Supplier power increases with:
Concentration – the degree to which the supplier dominates their industry relative to you
Industry independence – the suppliers lack of reliance on your industry for its profits
Switching costs – the costs you incur in switching to a new supplier
Differentiation – the degree to which a suppliers’ products and services are differentiated, and competition is not based on price
Integration – the potential for suppliers to successfully enter your industry
Bargaining Power of Buyers
Within the context of the Porter’s Five Forces analysis, the bargaining power of buyers refers to ability of your customers to reduce industry profitability by:
Driving down your prices
Demanding better quality or service at a given price
Promoting rivalry (playing businesses off against each other to secure lower prices)
The more powerful a buyer is, the greater their ability to squeeze profits out of an industry and away from your business.
Similar to supplier power, buyer power is influenced by changes in concentration, industry independence, switching costs, differentiation, integration and price sensitivity.
Threat of Substitution
The threat of substitution refers to the extent to which customers can find different products and services to satisfy their needs.
The easier it is for customers to find and use suitable alternative products and services, the greater the threat of substitution.

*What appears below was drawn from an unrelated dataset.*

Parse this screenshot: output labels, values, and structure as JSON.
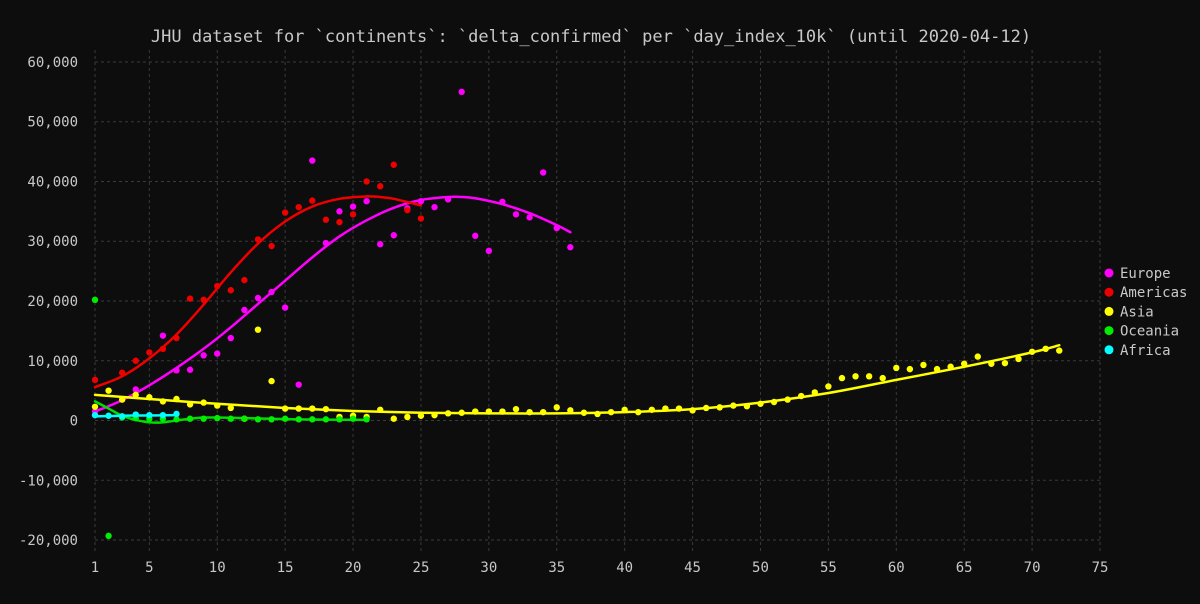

The threat of substitutes is high where the:
Alternatives provide a comparable price and performance outcome
Buyer switching costs are low
In a global and intensely competitive marketplace, the potential for substitution is a major risk for many businesses. Close attention needs to be given to the alternatives customers have and developments in other industries that may create new alternatives.
Competitive rivalry refers to the competition amongst existing industry participants to capture more market share and industry profits. This encompasses price discounting, new product introductions, quality improvements and marketing.
The strength of rivalry and its impacts on industry profitability depends on:
The level of intensity with which businesses compete with one another
Whether businesses compete on the same dimensions (imitate each other)
The intensity of rivalry increases where:
Competitors are evenly matched
Industry growth is slow, and participants fight over existing market share
There are high barriers to exiting the industry, which prevent businesses leaving despite low profitability
A business seeks leadership in the industry for reasons other than those based purely on economic factors and profitability
Businesses cannot read each other’s tactics and take action that inadvertently intensifies competition
Where competition is based on competitive dimensions other than price, industry profitability is less likely to be eroded.
How to use Porter’s Five Forces
Use the Porter’s Five Forces, you assess the underlying drivers of each competitive force to determine which ones are strong, which ones are weak and why. This is done by:
Brainstorming each of the five forces of industry profitability
Making an assessment of the factors impacting on industry profitability
Analysing the extent to which each of the factors are getting stronger or weaker
By understanding these factors, you can make more informed decisions about how to manage them – how to exploit them or adapt to them.
Implementing Porter’s Five Forces
The purpose of Porter’s Five Forces is to help business owners understand:
The key drives of industry profitability
Their magnitude and how they are trending
What action may be required to manage the opportunities and threats they present.
Once you have examined each force, you can then summarise them and factor them into your strategy development and implementation processes.